Does the Azal Coffee franchisee's indemnity obligation end with the expiration, transfer, or termination of the franchise agreement?
Azal_Coffee Franchise · 2024 FDDAnswer from 2024 FDD Document
If this Agreement expires or terminates for any reason (including termination on a transfer), your rights to use the Intellectual Property and the Franchise Systems and all other rights associated with being an authorized Azal Coffee franchisee will cease and you must do the following:
- (a) You must immediately and permanently discontinue the use of the Intellectual Property, the Confidential Information, the Franchise Systems, and any trademarks, names, and logos confusingly similar to the Marks or Trade Dress, and any other materials that may, in any way, indicate that you are or were an Azal Coffee franchisee, or in any way associated with us.
- (b) You must immediately discontinue all advertising placed or ordered. You must remove and deliver to us all sign faces, advertising and promotional material, letterhead, forms, and any other items containing the Intellectual Property or the Confidential Information. You are responsible for the cost of sign and other identification removal and the cost of shipping signs and other materials to us. If you remain in possession of the Franchise Location, you must alter the premises to distinguish the premises from the appearance of a Store.
- (c) You must cease using the Brand Standards Manual, the Confidential Information, and all other proprietary business information provided by us and must return to us all copies of the Brand Standards Manual, the Confidential Information, and other bulletins or other materials received from us containing information about the Intellectual Property and Stores.

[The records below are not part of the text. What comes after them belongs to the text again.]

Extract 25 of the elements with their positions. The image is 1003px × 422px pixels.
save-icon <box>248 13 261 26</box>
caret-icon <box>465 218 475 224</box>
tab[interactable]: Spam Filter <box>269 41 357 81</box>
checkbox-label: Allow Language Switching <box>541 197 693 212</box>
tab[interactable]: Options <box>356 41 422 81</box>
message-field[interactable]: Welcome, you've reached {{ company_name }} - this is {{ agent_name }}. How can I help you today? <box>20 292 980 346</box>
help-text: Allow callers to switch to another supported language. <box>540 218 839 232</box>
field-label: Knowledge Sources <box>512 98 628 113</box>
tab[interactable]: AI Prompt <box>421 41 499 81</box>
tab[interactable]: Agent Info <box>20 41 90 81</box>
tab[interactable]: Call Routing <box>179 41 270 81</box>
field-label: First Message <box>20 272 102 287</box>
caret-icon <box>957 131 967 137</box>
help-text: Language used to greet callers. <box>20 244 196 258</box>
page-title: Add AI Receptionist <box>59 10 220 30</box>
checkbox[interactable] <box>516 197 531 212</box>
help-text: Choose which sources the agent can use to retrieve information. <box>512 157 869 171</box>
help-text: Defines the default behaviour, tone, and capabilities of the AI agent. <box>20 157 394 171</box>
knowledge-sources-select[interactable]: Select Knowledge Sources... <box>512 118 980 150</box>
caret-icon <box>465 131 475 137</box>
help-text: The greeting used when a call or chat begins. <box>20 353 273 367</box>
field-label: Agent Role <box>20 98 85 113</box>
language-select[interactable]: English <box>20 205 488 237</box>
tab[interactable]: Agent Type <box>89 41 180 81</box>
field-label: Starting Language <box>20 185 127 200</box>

- (d) You must immediately and permanently cease to use all telephone and fax numbers, email addresses, website addresses, domain names and other electronic media that have been used in the Franchise Business (the "Telephone Numbers" and "Electronic Media") and if requested by us, must assign some or all of these Telephone Numbers and Electronic Media to us. You acknowledge that as between you and us, we have the sole right to all Telephone Numbers and Electronic Media used in the Franchise Business and all written and online directory listings associated with the Franchise Business. You authorize us, and appoint us and any of our officers as your attorney-in-fact, to direct the applicable service providers and all listing agencies to transfer those items to us or our agent or assignee if you fail or refuse to do so. You authorize the applicable service providers and all listing agencies to accept the direction in this Agreement as conclusive evidence of our exclusive rights in the Telephone Numbers and Electronic Media and directory listings and our authority to direct their transfer.
Source: Item 22 — CONTRACTS (FDD page 51)
What This Means (2024 FDD)
Based on the 2024 Azal Coffee Franchise Disclosure Document, the franchisee's obligations do not necessarily end with the expiration, transfer, or termination of the franchise agreement. Specifically, upon expiration or termination of the agreement, the franchisee must immediately discontinue using Azal Coffee's intellectual property, confidential information, and franchise systems. This includes ceasing all advertising, removing signs and promotional materials, and returning the Brand Standards Manual and other proprietary information. These obligations extend even if the termination occurs due to a transfer of the franchise.
Moreover, the franchisee and related parties are restricted from engaging in any competing business during the term of the Franchise Agreement and for three years after its termination, expiration, non-renewal, or any other end. This includes diverting business or customers, sponsoring competing businesses, or employing individuals involved in competitive activities. If a franchisee violates these non-compete provisions after the agreement ends, the prohibition period is extended until three years after the cessation of the violating activities.
In the event of a transfer of the franchise, the franchisee is required to release Azal Coffee from all liabilities and claims, known or unknown, that existed up to the date of the agreement. However, this release does not affect the franchisee's ongoing rights and obligations under the agreement. Additionally, Azal Coffee retains a lien against the assets of the franchise business until all payments and any incurred damages, costs, and expenses are fully paid. This security provision ensures that Azal Coffee can recover any outstanding amounts owed by the franchisee, even after the termination or expiration of the franchise agreement.